Не разжимая губ, Антон повторил себе это еще раз, только надежда все равно не исчезла, застряла в сердце. Правда, не саднящей занозой, а живым зернышком, которое еще может дать росток.

Он сжал кулак, сердясь на себя: «Я смешон… Что за бабские сопли развесил?! Росток… Да этой девочке плевать, что там застряло у тебя внутри! Она хочет есть. Естественное и, кстати, единственное ее желание. В глазах ни намека на интерес… Ну, в лучшем случае, как человека к человеку. А я разве этого хочу?»

Стыдно было признаться, но Шестаков действительно рассчитывал на то, что короткое путешествие все изменит и между ними возникнет волнующее напряжение, которое обычно предшествует любви. Разве так уж немыслимо полюбить его? Возраста он не чувствовал, почему же Асю это должно отталкивать?

Разговаривая с официантом, разливая воду по стаканам, а потом и коньяк (Асе глоток!), Антон продолжал мысленно спорить с собой: имеет ли он право чуточку форсировать события? К примеру, поцеловать ее… Хотя бы невинно – в щеку возле губ. Если отшатнется, значит, продолжать не стоит, иначе рискует напороться на отвращение. А это будет означать конец отношений, которые толком еще и не начались. Или предоставить событиям развиваться естественным образом? И когда-нибудь…

– Знаешь, я небольшой знаток литературы, особенно поэзии, – начал Антон, внутренне цепенея от собственного нахальства, – но в юности меня поразило одно стихотворение Лермонтова… Это ведь пора, когда пытаешься понять, что такое любовь.

– «Нет, не тебя так пылко я люблю»? – предположила Ася и поглядела на него так внимательно, что его затошнило от страха.

– Не это. Хотя это наверняка тоже хорошие стихи.

Она возмущенно цокнула языком:

– Хорошие – это слабо сказано! Лермонтов гениален… Но эти стихи скорее понравились бы Роману Воскресенскому. «В твоих чертах ищу черты другие, / В устах живых уста давно немые, / В глазах огонь угаснувших очей».

– Да, ему досталось, – подтвердил Антон рассеянно.

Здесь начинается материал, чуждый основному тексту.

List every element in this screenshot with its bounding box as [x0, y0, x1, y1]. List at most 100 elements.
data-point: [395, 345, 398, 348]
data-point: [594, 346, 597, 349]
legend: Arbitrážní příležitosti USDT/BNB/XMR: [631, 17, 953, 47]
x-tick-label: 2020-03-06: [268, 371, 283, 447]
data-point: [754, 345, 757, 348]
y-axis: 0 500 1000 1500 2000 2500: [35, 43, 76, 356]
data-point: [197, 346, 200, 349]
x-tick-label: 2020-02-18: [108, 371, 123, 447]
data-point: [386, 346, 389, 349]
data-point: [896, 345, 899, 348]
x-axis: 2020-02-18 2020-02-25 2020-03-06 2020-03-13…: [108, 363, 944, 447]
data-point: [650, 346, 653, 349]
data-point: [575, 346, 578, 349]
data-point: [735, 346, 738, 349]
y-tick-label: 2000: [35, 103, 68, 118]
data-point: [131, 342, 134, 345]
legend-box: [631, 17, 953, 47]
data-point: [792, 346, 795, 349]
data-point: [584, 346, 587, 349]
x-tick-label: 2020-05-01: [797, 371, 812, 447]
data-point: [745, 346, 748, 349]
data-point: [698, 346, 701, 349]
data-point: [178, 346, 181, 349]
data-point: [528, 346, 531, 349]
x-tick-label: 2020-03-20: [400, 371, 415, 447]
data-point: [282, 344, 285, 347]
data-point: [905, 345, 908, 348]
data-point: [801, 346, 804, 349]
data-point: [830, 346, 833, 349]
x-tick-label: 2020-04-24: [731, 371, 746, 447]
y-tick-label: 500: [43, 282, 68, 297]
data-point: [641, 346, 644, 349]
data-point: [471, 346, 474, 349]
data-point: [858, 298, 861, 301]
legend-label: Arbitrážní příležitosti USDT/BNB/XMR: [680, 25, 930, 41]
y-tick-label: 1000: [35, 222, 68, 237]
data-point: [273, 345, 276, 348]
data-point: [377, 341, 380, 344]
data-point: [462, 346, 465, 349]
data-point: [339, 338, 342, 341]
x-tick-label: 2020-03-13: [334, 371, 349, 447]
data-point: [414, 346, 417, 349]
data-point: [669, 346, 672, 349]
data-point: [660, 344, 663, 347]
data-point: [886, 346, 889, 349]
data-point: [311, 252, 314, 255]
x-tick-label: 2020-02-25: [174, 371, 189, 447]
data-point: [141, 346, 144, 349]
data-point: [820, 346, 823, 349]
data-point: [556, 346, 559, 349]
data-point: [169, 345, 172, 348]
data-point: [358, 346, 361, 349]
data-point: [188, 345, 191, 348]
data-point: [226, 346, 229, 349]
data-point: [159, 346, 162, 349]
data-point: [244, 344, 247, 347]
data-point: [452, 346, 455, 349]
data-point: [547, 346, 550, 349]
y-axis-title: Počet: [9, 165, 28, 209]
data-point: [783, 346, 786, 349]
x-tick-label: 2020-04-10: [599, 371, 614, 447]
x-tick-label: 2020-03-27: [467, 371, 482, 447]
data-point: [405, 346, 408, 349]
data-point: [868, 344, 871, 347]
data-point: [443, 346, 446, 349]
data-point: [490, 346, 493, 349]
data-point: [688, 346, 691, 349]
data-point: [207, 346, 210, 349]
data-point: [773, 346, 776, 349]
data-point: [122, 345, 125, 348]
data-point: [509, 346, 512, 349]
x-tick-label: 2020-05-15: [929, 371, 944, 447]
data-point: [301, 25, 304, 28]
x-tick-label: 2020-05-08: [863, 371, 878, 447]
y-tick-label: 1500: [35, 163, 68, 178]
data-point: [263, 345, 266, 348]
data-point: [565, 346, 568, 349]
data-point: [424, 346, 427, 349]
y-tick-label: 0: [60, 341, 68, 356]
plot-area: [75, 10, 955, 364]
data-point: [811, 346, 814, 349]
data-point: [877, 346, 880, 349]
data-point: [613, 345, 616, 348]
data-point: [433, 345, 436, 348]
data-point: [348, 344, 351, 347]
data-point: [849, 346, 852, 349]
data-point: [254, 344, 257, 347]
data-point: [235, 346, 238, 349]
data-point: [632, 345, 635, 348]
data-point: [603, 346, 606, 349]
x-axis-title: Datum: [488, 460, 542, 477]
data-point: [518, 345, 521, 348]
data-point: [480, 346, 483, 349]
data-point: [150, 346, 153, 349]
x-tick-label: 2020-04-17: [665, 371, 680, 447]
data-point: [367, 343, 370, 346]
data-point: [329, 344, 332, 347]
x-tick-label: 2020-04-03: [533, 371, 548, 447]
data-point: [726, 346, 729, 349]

Выжидая, Ася водила пальцем по ободку стакана с водой, потом не выдержала:

– Так ты о каких стихах?

Он очнулся:

– Смешно будет, если я продекламирую?

– Почему это? Читай.

Ему показалось, что ее взгляд скользит по залу в поисках официанта, который никак не приносил их заказ. Стараясь не думать об этом, Антон потянул из памяти зацепившиеся друг за друга печальные строки:

Они любили друг друга так долго и нежно,

С тоской глубокой и страстью безумно-мятежной!

Но, как враги, избегали признанья и встречи,

И были пусты и хладны их краткие речи.

Они расстались в безмолвном и гордом страданье

И милый образ во сне лишь порою видали.

И смерть пришла: наступило за гробом свиданье…

Но в мире новом друг друга они не узнали.

– Это вольный перевод Гёте, – отозвалась Ася. – Эти стихи впервые были опубликованы только после гибели Лермонтова.